Les facteurs fondamentaux tels que la croissance des bénéfices et la valorisation des titres comptent davantage que la couleur politique du président américain, confirme  Mike Minter sur le blog de Financial Synergies Wealth Advisors. Les promesses d’un candidat ne sont pas nécessairement mises en œuvre et sa politique produit parfois des résultats imprévus. Les perspectives économiques sont davantage influencées par le marché de l’emploi, les taux d’intérêt et l’inflation. 

Depuis 1953, un investisseur ayant 10'000 dollars au départ et exposé au marché des actions uniquement lorsque le président est républicain disposerait de 83'000 dollars actuellement et de 254'000 dollars s’’il n’était investi qu’avec un président démocrate.
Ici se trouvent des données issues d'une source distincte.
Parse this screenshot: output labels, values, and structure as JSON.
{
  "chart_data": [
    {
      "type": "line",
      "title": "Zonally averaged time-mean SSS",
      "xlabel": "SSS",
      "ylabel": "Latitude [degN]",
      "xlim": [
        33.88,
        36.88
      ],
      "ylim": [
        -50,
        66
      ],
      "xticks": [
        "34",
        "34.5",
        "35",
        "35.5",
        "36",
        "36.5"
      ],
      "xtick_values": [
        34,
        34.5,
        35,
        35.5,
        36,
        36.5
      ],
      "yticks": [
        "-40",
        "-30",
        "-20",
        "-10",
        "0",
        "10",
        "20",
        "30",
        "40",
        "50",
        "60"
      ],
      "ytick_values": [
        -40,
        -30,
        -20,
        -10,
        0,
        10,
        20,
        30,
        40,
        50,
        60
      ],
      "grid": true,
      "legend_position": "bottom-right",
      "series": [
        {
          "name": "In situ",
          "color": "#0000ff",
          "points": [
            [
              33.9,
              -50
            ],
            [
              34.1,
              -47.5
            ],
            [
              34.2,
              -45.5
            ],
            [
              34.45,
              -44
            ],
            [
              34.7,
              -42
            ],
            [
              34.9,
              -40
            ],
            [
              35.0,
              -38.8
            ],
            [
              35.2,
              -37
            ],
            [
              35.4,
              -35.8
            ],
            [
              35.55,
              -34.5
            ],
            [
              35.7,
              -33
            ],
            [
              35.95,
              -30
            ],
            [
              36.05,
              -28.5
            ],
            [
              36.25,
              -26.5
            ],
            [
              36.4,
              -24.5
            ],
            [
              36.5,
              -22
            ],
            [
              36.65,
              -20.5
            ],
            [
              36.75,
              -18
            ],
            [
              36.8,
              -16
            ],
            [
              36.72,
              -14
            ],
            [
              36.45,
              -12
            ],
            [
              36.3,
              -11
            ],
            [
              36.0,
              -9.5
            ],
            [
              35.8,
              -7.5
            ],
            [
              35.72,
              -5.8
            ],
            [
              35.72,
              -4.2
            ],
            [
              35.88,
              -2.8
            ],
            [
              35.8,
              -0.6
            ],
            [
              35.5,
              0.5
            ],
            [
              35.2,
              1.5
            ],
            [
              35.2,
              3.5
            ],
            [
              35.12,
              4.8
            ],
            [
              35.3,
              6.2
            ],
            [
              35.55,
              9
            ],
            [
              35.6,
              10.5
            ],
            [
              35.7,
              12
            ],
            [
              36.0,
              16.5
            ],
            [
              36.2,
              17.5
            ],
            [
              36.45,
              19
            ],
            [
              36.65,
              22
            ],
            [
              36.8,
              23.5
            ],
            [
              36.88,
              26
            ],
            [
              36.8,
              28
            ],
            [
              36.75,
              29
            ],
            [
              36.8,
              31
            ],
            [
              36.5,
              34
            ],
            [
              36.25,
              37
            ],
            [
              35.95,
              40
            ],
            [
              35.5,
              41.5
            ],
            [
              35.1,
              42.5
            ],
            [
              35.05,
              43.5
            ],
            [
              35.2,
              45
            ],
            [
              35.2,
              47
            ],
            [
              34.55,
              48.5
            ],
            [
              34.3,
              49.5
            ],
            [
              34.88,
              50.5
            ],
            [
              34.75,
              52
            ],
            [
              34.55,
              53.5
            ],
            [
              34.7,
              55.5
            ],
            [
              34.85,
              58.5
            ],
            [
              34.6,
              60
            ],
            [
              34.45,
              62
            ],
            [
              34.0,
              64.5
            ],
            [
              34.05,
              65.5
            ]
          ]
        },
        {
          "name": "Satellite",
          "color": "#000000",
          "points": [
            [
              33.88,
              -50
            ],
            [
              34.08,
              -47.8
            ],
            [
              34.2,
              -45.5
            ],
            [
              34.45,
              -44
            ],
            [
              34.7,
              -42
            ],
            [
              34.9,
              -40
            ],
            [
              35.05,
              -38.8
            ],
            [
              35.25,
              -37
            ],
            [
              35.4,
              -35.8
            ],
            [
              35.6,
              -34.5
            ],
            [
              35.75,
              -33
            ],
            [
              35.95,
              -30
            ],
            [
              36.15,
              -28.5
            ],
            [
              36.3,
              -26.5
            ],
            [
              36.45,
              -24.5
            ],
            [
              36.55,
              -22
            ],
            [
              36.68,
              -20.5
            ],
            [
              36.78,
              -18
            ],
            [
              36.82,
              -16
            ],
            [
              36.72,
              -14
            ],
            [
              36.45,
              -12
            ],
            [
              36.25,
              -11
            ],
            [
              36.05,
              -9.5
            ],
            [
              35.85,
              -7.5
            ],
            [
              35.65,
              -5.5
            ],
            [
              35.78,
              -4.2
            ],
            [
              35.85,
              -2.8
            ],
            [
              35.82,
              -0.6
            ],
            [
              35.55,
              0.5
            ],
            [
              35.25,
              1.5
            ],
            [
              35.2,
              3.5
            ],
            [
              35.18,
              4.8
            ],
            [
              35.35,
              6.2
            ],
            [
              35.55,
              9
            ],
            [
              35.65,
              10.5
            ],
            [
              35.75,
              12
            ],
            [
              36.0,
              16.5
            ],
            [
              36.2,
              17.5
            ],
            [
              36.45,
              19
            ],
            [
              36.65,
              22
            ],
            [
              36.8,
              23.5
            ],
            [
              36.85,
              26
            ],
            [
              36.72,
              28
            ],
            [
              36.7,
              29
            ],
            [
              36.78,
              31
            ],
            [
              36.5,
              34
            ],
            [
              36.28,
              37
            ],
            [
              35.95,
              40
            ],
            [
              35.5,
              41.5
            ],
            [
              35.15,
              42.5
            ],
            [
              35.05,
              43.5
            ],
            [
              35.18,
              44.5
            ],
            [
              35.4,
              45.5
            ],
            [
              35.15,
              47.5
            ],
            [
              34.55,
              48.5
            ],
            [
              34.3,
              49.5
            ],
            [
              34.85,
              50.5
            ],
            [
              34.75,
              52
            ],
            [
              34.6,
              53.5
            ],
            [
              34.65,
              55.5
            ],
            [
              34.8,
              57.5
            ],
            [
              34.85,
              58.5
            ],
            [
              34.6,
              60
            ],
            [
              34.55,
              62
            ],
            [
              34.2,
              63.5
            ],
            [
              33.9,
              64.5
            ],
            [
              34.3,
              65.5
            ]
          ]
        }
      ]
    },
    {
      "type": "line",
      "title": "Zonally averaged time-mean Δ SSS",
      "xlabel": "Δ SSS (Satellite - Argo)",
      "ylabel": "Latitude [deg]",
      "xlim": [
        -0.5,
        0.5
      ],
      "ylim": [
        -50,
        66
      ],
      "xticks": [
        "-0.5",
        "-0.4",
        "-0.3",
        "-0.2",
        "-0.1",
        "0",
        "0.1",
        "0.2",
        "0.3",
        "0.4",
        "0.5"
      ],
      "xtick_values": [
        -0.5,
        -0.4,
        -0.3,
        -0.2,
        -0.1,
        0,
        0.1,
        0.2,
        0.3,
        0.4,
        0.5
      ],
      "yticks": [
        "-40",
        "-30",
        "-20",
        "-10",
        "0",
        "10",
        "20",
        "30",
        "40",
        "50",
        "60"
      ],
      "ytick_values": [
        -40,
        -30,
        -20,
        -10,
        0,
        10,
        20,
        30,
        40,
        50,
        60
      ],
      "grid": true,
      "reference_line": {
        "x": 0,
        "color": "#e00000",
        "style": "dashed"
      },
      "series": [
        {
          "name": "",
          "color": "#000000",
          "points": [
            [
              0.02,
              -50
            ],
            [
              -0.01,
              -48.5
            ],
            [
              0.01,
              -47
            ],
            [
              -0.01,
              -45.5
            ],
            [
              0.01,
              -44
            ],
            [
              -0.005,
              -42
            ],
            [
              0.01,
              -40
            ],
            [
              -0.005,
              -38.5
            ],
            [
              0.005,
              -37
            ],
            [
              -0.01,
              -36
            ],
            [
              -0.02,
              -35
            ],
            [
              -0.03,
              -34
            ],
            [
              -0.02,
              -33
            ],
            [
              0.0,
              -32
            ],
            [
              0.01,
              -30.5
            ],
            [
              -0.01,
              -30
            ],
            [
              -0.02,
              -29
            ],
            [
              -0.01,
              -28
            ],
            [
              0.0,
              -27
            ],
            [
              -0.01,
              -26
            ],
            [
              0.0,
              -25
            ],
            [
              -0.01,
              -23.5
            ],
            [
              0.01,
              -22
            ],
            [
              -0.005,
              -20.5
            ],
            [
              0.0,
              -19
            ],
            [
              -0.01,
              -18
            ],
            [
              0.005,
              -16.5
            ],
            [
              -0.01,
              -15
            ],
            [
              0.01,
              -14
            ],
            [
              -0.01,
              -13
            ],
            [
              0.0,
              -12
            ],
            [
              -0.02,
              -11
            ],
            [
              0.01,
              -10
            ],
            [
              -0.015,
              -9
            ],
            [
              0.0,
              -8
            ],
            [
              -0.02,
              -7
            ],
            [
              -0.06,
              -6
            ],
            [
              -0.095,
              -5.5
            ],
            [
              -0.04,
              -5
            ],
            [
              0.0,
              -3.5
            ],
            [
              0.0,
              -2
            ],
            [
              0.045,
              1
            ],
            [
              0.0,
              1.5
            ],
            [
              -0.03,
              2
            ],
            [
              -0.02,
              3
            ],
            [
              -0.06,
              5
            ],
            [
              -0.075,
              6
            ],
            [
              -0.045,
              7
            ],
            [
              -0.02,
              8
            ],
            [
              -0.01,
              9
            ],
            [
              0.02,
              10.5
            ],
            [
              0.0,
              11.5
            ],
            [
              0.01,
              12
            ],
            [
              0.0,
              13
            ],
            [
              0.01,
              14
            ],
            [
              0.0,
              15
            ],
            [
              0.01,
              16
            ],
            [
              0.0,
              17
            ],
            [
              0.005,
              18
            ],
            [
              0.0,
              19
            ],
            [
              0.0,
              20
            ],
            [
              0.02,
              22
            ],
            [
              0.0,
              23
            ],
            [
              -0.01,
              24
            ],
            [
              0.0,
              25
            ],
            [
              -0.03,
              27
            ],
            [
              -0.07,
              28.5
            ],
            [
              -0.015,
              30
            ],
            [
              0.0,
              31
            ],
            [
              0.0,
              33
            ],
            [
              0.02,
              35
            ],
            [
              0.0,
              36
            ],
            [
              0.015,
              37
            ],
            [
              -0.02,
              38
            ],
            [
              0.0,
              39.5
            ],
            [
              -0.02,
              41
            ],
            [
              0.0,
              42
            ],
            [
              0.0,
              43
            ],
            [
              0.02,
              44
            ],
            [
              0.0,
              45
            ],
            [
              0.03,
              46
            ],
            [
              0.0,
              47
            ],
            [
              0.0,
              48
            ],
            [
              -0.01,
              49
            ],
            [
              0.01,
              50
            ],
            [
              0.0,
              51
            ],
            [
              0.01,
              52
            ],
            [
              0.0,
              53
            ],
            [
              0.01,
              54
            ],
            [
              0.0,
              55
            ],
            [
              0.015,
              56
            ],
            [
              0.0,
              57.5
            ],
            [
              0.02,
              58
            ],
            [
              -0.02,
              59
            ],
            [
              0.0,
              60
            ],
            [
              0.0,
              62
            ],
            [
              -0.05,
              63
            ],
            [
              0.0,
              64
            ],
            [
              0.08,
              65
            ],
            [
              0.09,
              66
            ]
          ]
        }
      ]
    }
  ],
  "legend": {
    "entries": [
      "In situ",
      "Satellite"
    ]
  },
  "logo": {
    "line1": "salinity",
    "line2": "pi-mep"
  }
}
S’il était toujours resté investi, sa fortune aurait grimpé à 2,1 millions de dollars. Mike Miller répète qu’il vaut mieux exprimer ses opinions politiques dans les urnes qu’à travers son portefeuille. La prospérité et les fondamentaux de l’économie américaine ne changent pas à chaque élection. L’avenir dira si Donald Trump modifiera ces statistiques et règles de comportement. 

Selon que l’on soit démocrate ou républicain changera le jugement d’une personne interrogée sur la situation économique du moment, mais la perception est souvent différente de la réalité, expliquait pour le magazine Forbes Bill Keen, fondateur de Keen Wealth Advisors. Si la politique exerce effectivement un impact sur un marché financier, il se concentre avant tout sur les Bons du Trésor. La plupart des investissements portent toutefois sur des entreprises et non pas sur les obligations du gouvernement. 

En cette période d’agitation politique extrême, il est donc crucial de rester discipliné et de distinguer entre les bruits et les décisions signalant de nouvelles tendances. Il importe surtout d’être éveillé. La discipline de l’investisseur doit s’étendre au mode de vie, si l’on en croit «Trading in Twilight: Sleep, mental Alertness and Stock Market Trading», un travail publié par le NBER (WP 33477, février 2025). Les auteurs, issus de l’Université de Californie, montrent en effet que les investisseurs privés qui se couchent tardivement obtiennent en moyenne des rendements plus faibles sur leurs transactions. La perturbation du sommeil découle d'une altération de l'attention de l’investisseur. Mais l’étude ne traite pas des troubles découlant de la politique.